Outside health, education authorities need to bear in mind the clear central guidance that provision should be based on need, not diagnosis. Finally, decent quality parenting intervention should be universally available, not just to diagnosed cases (as per NICE guidance).
3. Impairment not symptom counts!
I like criteria- they help keep everything consistent. But the DSM and ICD symptom checklists can contribute to over-diagnosis. Let’s look at the DSM on ‘Hyperactivity’ (you need 6 from this and impulsivity for diagnosis)

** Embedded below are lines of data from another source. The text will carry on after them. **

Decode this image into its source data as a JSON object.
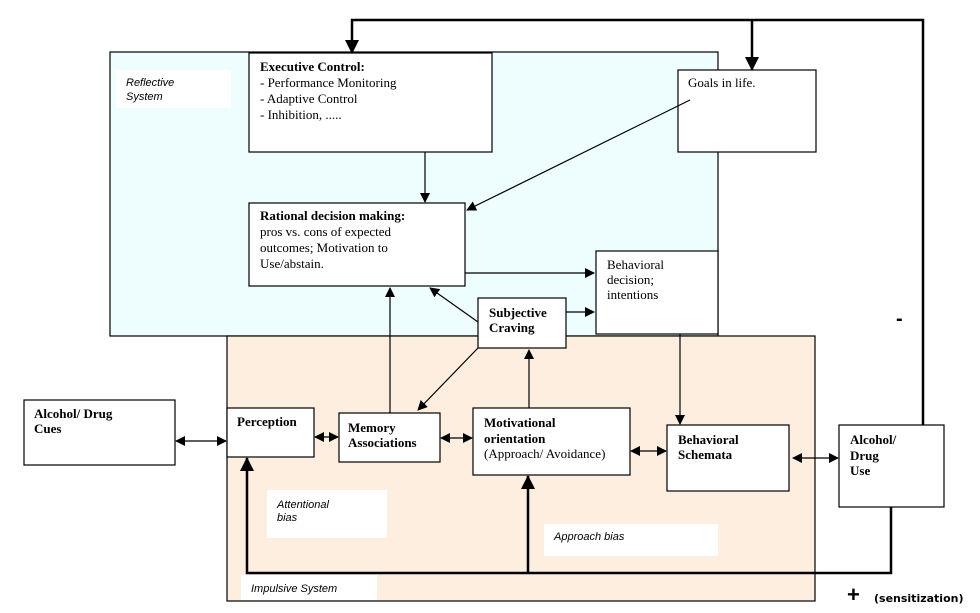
{
  "colors": {
    "reflective_bg": "#eefdfe",
    "impulsive_bg": "#fdeee0",
    "line": "#000000"
  },
  "regions": {
    "reflective_label": [
      "Reflective",
      "System"
    ],
    "impulsive_label": "Impulsive System"
  },
  "nodes": {
    "executive": {
      "title": "Executive Control:",
      "lines": [
        "- Performance Monitoring",
        "- Adaptive Control",
        "- Inhibition, ....."
      ]
    },
    "goals": {
      "title": "Goals in life."
    },
    "rational": {
      "title": "Rational decision making:",
      "lines": [
        "pros vs. cons of expected",
        "outcomes; Motivation to",
        "Use/abstain."
      ]
    },
    "behavioral_decision": {
      "lines": [
        "Behavioral",
        "decision;",
        "intentions"
      ]
    },
    "craving": {
      "lines": [
        "Subjective",
        "Craving"
      ]
    },
    "cues": {
      "lines": [
        "Alcohol/ Drug",
        "Cues"
      ]
    },
    "perception": {
      "lines": [
        "Perception"
      ]
    },
    "memory": {
      "lines": [
        "Memory",
        "Associations"
      ]
    },
    "motivational": {
      "lines": [
        "Motivational",
        "orientation"
      ],
      "sub": "(Approach/ Avoidance)"
    },
    "schemata": {
      "lines": [
        "Behavioral",
        "Schemata"
      ]
    },
    "use": {
      "lines": [
        "Alcohol/",
        "Drug",
        "Use"
      ]
    }
  },
  "annotations": {
    "attentional_bias": [
      "Attentional",
      "bias"
    ],
    "approach_bias": "Approach bias",
    "minus": "-",
    "plus": "+",
    "sensitization": "(sensitization)"
  }
}
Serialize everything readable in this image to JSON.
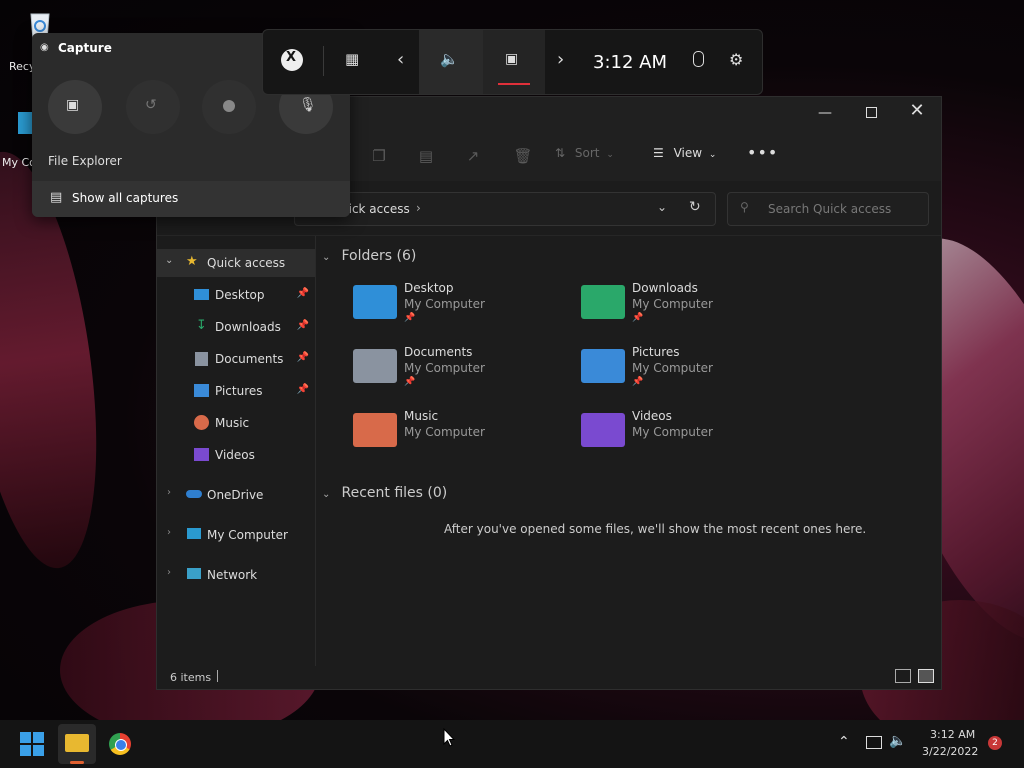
{
  "desktop": {
    "recycle_bin_label": "Recy",
    "my_computer_label": "My Co"
  },
  "capture": {
    "title": "Capture",
    "app_name": "File Explorer",
    "show_all_captures": "Show all captures"
  },
  "gamebar": {
    "time": "3:12 AM"
  },
  "explorer": {
    "toolbar": {
      "sort_label": "Sort",
      "view_label": "View"
    },
    "address_text": "uick access",
    "search_placeholder": "Search Quick access",
    "nav": {
      "quick_access": "Quick access",
      "desktop": "Desktop",
      "downloads": "Downloads",
      "documents": "Documents",
      "pictures": "Pictures",
      "music": "Music",
      "videos": "Videos",
      "onedrive": "OneDrive",
      "my_computer": "My Computer",
      "network": "Network"
    },
    "folders_header": "Folders (6)",
    "folders": [
      {
        "name": "Desktop",
        "location": "My Computer",
        "pinned": true,
        "color": "#2f8fd8"
      },
      {
        "name": "Downloads",
        "location": "My Computer",
        "pinned": true,
        "color": "#2aa86a"
      },
      {
        "name": "Documents",
        "location": "My Computer",
        "pinned": true,
        "color": "#8a93a0"
      },
      {
        "name": "Pictures",
        "location": "My Computer",
        "pinned": true,
        "color": "#3a8ad8"
      },
      {
        "name": "Music",
        "location": "My Computer",
        "pinned": false,
        "color": "#d86a4a"
      },
      {
        "name": "Videos",
        "location": "My Computer",
        "pinned": false,
        "color": "#7a4ad0"
      }
    ],
    "recent_header": "Recent files (0)",
    "recent_empty": "After you've opened some files, we'll show the most recent ones here.",
    "status_items": "6 items"
  },
  "taskbar": {
    "time": "3:12 AM",
    "date": "3/22/2022",
    "notification_count": "2"
  }
}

- often fidgets with hands or feet or squirms in seat
- often leaves seat in classroom or in other situations in which remaining seated is expected
- often runs about or climbs excessively in situations in which it is inappropriate (in adolescents or adults, may be limited to subjective feelings of restlessness)
- often has difficulty playing or engaging in leisure activities quietly
- often talks excessively
- is often ‘on the go’ or often acts as if ‘driven by a motor
Useful questions, every one. But what does ‘often’ mean here? These are behaviours that many children exhibit from time to time, and it seems to me that an exasperated parent may well answer these in the positive even if they are not the main problem causing the exasperation. So a consistently defiant and slightly lively child can look on this checklist like someone with ADHD.
What I think is important is to try to quantify the degree of ‘ADHDishness’*, this is not easy, but rating scales combined with careful qualitative interpretation of reported behaviours helps. You then look at impairment (can they go to the supermarket, go on a bus, eat a meal with their family etc) and if:
a) the ADHDishness is real, significant (I prefer to see 2 standard deviations above the mean) and inconsistent with developmental level.
b) the impairment is significant, long-standing and pervades several settings
c) the impairment can be attributed to the ADHDishness
Then I’m happy to diagnose.
*: I know this is a) not a single dimension and b) much more complex than I make out.